The TU/e offers academic education that is driven by fundamental and applied research. We combine scientific curiosity with a hands-on mentality. Our educational philosophy is based on personal attention and room for individual ambitions and talents. Our research meets the highest international standards of quality. We push the limits of science, which puts us at the forefront of rapidly emerging areas of research.

• A master's degree (or an equivalent university degree) in Chemical Engineering, Chemistry, Materials Science, Applied Physics, or related disciplines.
• Prior experience dealing with porous electrodes, surface science, electrochemistry or electrochemical engineering would be appreciated but not mandatory.
• We are looking for a talented, motivated and enthusiastic researcher.

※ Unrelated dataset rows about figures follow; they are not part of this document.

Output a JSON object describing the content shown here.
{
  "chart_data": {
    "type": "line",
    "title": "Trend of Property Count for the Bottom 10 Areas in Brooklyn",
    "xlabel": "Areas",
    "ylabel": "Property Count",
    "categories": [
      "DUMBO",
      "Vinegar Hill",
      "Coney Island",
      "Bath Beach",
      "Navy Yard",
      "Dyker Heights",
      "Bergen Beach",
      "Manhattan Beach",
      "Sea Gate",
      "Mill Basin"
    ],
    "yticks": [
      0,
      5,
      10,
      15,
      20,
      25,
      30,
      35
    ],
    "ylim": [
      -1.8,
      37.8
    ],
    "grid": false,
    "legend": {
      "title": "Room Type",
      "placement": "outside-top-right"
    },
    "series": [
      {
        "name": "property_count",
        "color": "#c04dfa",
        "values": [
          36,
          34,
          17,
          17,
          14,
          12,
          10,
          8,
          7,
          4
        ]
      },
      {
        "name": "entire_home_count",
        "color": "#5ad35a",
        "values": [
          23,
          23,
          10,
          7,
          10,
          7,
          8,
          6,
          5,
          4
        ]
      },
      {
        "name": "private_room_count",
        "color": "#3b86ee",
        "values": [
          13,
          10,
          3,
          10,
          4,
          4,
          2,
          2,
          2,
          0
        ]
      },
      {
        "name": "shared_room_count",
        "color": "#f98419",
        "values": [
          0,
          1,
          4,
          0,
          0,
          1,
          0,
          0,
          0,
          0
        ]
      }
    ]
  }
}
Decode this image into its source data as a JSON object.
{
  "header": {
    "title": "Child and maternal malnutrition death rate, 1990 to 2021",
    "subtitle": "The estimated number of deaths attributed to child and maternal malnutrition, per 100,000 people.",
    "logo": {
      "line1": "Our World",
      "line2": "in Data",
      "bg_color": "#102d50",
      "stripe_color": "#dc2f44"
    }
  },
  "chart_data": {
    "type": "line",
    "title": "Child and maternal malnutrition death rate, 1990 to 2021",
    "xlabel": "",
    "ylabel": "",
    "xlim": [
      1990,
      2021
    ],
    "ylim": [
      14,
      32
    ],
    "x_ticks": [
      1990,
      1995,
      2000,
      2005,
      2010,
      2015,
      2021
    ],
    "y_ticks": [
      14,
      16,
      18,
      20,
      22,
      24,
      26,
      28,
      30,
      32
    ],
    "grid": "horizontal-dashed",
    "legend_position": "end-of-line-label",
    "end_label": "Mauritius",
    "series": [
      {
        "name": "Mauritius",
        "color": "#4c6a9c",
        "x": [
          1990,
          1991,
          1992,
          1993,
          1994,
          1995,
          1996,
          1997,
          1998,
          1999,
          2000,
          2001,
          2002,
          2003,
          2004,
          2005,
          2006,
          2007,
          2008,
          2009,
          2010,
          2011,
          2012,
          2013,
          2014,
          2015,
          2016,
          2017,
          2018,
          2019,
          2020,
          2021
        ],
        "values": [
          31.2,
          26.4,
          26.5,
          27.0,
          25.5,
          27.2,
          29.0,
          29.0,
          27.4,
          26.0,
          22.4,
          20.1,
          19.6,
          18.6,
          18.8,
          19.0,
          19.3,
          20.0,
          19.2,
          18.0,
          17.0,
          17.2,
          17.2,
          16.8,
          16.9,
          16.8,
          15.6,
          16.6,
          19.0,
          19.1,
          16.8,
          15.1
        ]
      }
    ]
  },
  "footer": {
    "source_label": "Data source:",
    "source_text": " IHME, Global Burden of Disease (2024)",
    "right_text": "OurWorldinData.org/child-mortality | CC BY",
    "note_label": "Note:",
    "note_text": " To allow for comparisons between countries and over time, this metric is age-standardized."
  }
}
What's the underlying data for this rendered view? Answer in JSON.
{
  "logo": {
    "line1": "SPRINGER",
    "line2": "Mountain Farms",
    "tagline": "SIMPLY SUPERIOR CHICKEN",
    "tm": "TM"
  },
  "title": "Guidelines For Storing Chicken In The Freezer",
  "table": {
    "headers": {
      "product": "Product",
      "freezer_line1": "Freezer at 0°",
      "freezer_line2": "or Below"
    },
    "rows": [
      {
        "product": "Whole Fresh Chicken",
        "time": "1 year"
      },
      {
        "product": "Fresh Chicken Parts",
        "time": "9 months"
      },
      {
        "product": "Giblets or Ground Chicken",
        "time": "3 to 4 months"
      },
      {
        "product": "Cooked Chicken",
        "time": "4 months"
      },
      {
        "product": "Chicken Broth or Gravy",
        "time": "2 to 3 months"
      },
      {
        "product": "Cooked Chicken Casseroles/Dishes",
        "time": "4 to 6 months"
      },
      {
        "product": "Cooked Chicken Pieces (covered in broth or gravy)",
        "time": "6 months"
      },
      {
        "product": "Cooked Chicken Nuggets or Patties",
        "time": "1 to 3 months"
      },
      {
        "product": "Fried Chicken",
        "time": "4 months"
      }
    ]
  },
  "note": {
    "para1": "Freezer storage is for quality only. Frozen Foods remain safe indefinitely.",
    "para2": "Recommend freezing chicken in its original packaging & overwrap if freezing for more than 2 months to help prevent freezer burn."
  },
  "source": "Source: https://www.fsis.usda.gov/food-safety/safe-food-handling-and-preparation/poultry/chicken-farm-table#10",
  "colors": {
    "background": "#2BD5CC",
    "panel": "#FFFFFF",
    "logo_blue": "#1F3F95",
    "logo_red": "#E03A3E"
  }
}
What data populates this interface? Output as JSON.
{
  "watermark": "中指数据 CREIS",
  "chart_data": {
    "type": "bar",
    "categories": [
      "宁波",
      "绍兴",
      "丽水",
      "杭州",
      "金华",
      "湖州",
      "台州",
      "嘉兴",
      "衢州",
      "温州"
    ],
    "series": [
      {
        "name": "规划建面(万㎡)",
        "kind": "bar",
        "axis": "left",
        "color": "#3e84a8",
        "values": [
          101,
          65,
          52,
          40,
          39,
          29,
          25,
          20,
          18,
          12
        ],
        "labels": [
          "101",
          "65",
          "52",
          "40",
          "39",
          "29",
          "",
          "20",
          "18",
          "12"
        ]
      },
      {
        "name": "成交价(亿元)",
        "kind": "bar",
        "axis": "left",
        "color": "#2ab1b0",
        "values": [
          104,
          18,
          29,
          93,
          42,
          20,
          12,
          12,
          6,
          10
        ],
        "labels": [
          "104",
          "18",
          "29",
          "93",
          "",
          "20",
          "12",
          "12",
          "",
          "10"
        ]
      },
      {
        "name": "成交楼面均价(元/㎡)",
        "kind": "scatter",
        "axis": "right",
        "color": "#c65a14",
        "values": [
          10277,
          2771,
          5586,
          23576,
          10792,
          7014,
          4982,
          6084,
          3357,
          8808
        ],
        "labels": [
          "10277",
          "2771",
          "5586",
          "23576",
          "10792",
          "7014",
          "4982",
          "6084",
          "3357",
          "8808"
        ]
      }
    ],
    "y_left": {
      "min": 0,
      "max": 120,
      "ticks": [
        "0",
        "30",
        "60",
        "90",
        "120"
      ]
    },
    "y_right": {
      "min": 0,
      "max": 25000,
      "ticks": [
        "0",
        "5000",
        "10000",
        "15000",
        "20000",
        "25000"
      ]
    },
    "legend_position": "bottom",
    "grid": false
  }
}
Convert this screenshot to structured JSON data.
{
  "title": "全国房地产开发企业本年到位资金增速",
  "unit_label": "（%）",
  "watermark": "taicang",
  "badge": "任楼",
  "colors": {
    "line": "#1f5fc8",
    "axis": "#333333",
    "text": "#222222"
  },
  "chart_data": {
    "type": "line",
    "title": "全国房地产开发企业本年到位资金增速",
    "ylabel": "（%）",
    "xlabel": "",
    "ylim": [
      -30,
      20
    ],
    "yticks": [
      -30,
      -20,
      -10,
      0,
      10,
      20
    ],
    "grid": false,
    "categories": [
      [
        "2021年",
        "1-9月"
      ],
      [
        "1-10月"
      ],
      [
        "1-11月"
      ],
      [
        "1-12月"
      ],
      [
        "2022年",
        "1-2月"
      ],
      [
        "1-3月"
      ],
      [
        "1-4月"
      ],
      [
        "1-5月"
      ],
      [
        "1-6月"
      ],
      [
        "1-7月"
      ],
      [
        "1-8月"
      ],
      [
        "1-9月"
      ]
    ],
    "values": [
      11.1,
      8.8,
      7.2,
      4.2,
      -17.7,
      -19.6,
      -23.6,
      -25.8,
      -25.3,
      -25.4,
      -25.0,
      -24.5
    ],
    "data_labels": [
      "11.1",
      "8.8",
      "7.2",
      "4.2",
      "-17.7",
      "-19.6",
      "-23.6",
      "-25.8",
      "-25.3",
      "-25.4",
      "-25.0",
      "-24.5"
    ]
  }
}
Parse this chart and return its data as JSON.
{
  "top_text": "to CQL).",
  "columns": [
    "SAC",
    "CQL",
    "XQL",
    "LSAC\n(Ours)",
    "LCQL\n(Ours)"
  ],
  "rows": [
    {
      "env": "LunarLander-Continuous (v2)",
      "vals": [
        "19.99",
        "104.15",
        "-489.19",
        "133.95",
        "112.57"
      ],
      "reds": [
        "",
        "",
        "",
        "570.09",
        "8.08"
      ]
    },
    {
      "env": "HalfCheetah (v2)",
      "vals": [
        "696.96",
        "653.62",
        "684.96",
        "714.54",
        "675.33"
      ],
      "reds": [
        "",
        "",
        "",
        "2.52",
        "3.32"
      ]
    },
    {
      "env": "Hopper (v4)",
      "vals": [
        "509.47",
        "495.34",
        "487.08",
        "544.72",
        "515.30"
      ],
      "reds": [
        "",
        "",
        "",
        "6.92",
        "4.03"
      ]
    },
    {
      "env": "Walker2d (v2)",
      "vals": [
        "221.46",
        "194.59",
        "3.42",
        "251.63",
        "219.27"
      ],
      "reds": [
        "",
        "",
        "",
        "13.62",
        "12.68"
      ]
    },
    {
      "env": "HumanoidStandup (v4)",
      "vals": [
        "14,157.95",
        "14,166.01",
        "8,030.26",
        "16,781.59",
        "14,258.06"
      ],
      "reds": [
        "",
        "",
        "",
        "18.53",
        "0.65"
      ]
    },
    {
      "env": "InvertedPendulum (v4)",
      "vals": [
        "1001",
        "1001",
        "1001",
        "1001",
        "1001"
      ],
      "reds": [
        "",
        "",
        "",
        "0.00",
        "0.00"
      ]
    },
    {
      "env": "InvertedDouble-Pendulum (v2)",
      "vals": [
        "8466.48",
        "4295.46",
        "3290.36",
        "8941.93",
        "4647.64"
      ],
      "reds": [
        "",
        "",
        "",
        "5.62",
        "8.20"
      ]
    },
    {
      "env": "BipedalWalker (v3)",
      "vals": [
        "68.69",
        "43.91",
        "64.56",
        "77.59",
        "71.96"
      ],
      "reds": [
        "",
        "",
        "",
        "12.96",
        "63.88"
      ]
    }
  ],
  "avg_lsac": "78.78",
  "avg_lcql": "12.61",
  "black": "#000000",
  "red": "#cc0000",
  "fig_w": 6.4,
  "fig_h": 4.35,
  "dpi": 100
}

Analytical skills, initiative and creativity are valuable properties.
• You are a naturally curious person who is eager to learn more and has a strong interest in research.
• Excellent written and oral communication skills in English are a prerequisite.
• We prefer candidates with a good team spirit, who like to work in an internationally oriented, social environment.

An interview, a scientific presentation and a writing assignment are part of the selection procedure.

• A meaningful job in a highly motivated team at a dynamic and ambitious University. The TU/e is located in one of the smartest regions of the world and part of the European technology hotspot 'Brainport Eindhoven'; well-known because of many high-tech industries and start-ups. A place to be for talented scientists!
• A full-time employment for four years, with an intermediate evaluation (go/no-go) after nine months.
• To develop your teaching skills, you will spend 10% of your employment on teaching tasks.
• To support you during your PhD and to prepare you for the rest of your career, you will make a Training and Supervision plan and you will have free access to a personal development program for PhD students (PROOF program).
• A gross monthly salary and benefits (such as a pension scheme, pregnancy and maternity leave, partially paid parental leave) in accordance with the Collective Labor Agreement for Dutch Universities.
• Additionally, an annual holiday allowance of 8% of the yearly salary, plus a year-end allowance of 8.3% of the annual salary.
• Should you come from abroad and comply with certain conditions, you can make use of the so-called '30% facility', which permits you not to pay tax on 30% of your salary.
• A broad package of fringe benefits, including an excellent technical infrastructure, moving expenses, and savings schemes.
• Family-friendly initiatives are in place, such as an international spouse program, and excellent on-campus children day care and sports facilities.